Rob Slade, a Vancouver-based security expert and author said that despite the ethical questions surrounding the course’s teachings, the knowledge gained would be largely useless, practically speaking.

“”Learning how to write a virus doesn’t translate to the defensive side. As a matter of fact, concentrating on learning how to program malicious code is a waste of effort in learning how to defend systems. By focusing on specific items and approaches, you’re going to be concentrating on items you’re familiar with, and either ignore or be unaware of the thousands of other approaches out there,”” he said.

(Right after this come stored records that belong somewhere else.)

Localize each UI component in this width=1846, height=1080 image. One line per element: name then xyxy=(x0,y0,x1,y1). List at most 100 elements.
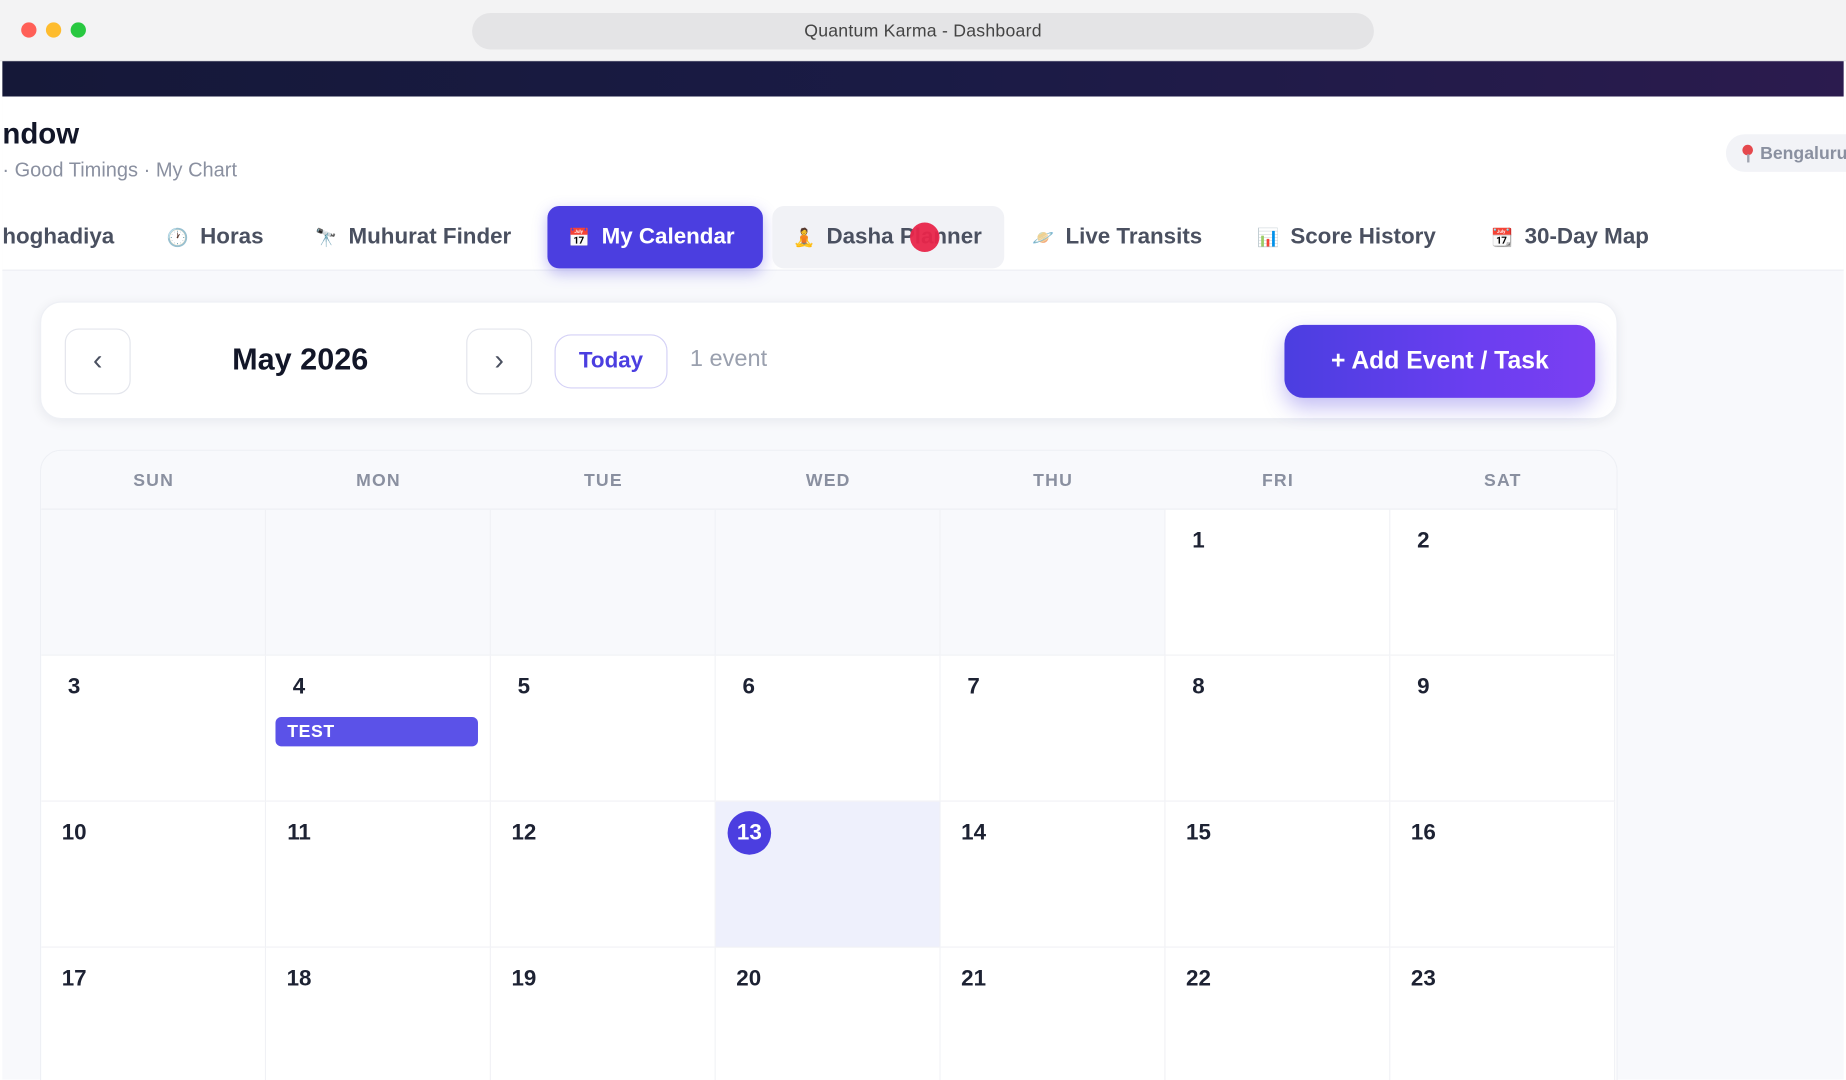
weekday-sat: SAT xyxy=(1484,470,1522,491)
calendar-cell-empty xyxy=(715,509,941,656)
calendar-icon: 📅 xyxy=(568,227,591,248)
tab-score-history[interactable]: 📊 Score History xyxy=(1236,206,1457,268)
calendar-day-22[interactable]: 22 xyxy=(1165,947,1391,1080)
day-number: 2 xyxy=(1417,528,1430,554)
calendar-day-13[interactable]: 13 xyxy=(715,801,941,948)
day-number: 14 xyxy=(961,820,987,846)
planet-icon: 🪐 xyxy=(1032,227,1055,248)
bar-chart-icon: 📊 xyxy=(1256,227,1279,248)
clock-icon: 🕐 xyxy=(166,227,189,248)
weekday-mon: MON xyxy=(356,470,401,491)
app-banner xyxy=(2,61,1844,97)
calendar-day-16[interactable]: 16 xyxy=(1390,801,1616,948)
calendar-cell-empty xyxy=(490,509,716,656)
day-number: 11 xyxy=(287,820,311,846)
today-day-number: 13 xyxy=(727,811,772,855)
calendar-day-17[interactable]: 17 xyxy=(41,947,267,1080)
calendar-day-12[interactable]: 12 xyxy=(490,801,716,948)
month-label: May 2026 xyxy=(232,341,369,377)
chevron-left-icon: ‹ xyxy=(93,344,103,377)
day-number: 8 xyxy=(1192,674,1205,700)
day-number: 19 xyxy=(511,966,537,992)
screen: Quantum Karma - Dashboard ndow · Good Ti… xyxy=(0,0,1846,1080)
event-chip[interactable]: TEST xyxy=(275,716,478,747)
weekday-thu: THU xyxy=(1033,470,1073,491)
calendar-day-6[interactable]: 6 xyxy=(715,655,941,802)
calendar-day-7[interactable]: 7 xyxy=(940,655,1166,802)
day-number: 22 xyxy=(1186,966,1211,992)
page-subtitle: · Good Timings · My Chart xyxy=(2,158,238,182)
day-number: 20 xyxy=(736,966,762,992)
spiral-calendar-icon: 📆 xyxy=(1491,227,1514,248)
weekday-fri: FRI xyxy=(1261,470,1294,491)
chevron-right-icon: › xyxy=(494,344,504,377)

He went on to paraphrase an analogy once used by security expert Gene Spafford: pouring sugar into a gas tank doesn’t teach you anything about auto mechanics.

Academic value aside, anyone taking the course could potentially hurt future career prospects, Vibert said.

“”None of the students would ever get a job with an anti-virus company, and it’s likely that most corporations wouldn’t feel comfortable hiring someone who wrote viruses as a part of course work,”” he said.

With more than 80,000 viruses already in existence, Vibert cannot justify the need to write more.

“”Nobody’s come up with a good reason why they can’t pick and analyze one of the viruses already out there,”” he said.

Rob Rosenberger, an Iowa-based security critic and creator of, a Web site dedicated to revealing the “”truth about computer security hysteria””, said that a course like the University of Calgary’s was inevitable and potentially harmless.

“”It may sound controversial, but I don’t see an average Joe Blow student going into Computer Viruses 101 and becoming an über hacker. I don’t think that any Pandora’s Box is going to be opened here, and no genie is going to have to be stuffed back into the bottle. As long as it’s controlled, I don’t have a problem,”” Rosenberger said.